Wanita berambut panjang dengan pakaian hijau itu menoleh dan tersenyum. Wajahnya tidak lagi menunjukkan kegarangan melainkan kelembutan. Air mata jatuh dari mata indahnya.
"Jenderal. Anda datang tepat waktu. Aku tak tahu harus berkata apa jika. Selir Njoo, ingin membunuhku."
Melihat tangisan wanita berbaju hijau itu, sang jenderal segera memerintahkan wanita berbaju putih penuh darah itu untuk segera ditangkap.
"Hentikan, apa yang kalian lakukan. Wanita itu ingin membunuhku!"
Mendengar ucapannya. Sang jendaral naik pitam dan menampar wanita itu. Ia terjatuh seketika. Wajahnya menghadap ke air kolam. Ia begitu terkejut, melihat wajahnya sudah berubah.
"Apa? Tidak mungkin." kata wanita berbaju putih itu.
"Apa yang tidak mungkin?" seorang pria menyeretnya. "Yang Mulia kaisar?"
"Kau!" kata kaisar itu. "Kau ingin membunuh permaisuri berani sekali!" katanya. Tamparan hampir saja mendarat di pipi wanita berbaju putih.
Dengan sangat ketakutan, wanita yang wajahnya telah berubah itu berusaha melindungi wajahnya. Melihat reaksi wanita itu, kaisar mengentikan tindakannya. Ia merasa ada yang aneh dengan selir Njoo. Entah apa, ia merasa selir Njoo berbeda.
Bingung dengan perasaan itu, kaisar akhirnya memirintahkan agar selir itu di tangkap dan di masukkan ke penjara bawah tanah.
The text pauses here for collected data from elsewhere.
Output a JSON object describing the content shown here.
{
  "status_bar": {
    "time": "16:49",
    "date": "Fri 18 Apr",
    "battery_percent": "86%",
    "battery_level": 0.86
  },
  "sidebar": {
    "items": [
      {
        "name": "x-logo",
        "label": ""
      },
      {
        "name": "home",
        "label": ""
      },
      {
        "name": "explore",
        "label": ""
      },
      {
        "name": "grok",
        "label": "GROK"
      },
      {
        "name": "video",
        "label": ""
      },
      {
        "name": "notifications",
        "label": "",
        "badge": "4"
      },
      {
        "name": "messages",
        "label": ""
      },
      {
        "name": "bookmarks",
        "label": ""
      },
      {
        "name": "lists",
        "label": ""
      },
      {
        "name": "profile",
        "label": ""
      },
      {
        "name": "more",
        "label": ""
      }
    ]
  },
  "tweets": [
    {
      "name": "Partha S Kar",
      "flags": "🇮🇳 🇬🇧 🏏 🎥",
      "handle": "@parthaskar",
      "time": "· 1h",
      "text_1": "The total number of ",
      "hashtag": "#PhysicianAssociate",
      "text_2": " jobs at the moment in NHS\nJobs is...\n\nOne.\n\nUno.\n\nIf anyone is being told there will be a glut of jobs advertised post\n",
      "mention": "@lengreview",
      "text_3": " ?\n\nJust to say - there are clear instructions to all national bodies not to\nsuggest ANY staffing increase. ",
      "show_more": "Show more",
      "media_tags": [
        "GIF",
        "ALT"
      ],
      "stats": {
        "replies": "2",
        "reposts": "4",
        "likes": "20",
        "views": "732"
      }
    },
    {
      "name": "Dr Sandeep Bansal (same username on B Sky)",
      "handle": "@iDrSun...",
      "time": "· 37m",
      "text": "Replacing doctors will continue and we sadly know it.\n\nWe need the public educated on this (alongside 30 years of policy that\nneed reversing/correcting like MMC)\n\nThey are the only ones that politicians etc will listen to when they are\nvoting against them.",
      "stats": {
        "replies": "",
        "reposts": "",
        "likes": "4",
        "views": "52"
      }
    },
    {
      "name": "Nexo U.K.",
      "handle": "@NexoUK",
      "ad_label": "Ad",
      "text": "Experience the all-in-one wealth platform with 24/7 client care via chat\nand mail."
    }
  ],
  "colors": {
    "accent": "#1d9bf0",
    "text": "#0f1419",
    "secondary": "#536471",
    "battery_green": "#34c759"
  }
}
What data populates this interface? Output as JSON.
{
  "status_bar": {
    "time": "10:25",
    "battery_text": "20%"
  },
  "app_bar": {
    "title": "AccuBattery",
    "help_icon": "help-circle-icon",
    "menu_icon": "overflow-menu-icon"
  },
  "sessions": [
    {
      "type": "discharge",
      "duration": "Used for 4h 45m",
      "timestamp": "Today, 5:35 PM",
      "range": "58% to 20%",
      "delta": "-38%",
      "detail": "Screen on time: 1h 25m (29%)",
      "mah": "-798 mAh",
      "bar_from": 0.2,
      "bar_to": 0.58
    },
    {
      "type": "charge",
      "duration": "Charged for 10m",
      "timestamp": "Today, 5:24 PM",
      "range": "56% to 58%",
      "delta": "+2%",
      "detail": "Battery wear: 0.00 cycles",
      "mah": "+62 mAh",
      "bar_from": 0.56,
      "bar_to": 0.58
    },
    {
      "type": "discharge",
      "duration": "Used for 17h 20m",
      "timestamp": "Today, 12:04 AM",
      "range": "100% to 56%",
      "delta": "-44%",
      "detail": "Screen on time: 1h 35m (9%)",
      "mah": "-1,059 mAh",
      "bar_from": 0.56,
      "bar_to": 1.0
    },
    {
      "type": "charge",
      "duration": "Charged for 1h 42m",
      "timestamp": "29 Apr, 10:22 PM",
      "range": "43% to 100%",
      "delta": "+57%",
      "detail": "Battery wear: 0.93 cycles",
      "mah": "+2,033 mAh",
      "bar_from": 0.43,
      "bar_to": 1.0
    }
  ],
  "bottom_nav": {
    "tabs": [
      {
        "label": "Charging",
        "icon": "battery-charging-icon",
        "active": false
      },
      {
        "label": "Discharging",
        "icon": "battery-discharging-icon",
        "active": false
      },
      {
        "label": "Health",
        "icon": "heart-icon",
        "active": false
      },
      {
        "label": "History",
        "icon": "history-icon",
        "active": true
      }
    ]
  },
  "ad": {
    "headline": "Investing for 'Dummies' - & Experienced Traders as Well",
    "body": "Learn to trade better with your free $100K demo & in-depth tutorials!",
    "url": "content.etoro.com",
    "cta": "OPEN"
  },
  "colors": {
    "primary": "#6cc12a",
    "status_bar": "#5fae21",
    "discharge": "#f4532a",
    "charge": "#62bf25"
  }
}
"Yang Mulia, terima kasih sudah menolongku." Kata wanita berpakaian hijua tua. Kaisar menoleh ke arahnya. Ia duduk berlutut dengan air mata yang membanjirinya pipinya yang putih.
"Bangunlah, kau aman sekarang."
Tanpa banyak bicara lagi, kaisar meninggalkan tempat itu. Sementara para prajurit membersihkan mayat-mayat para pelayan, permaisuri tersenyum di dalam hatinya.
"Nyonya", seorang kepala pelayan tua mendekati permaisuri. "Sementara Anda bisa tinggal di istana selir Njoo."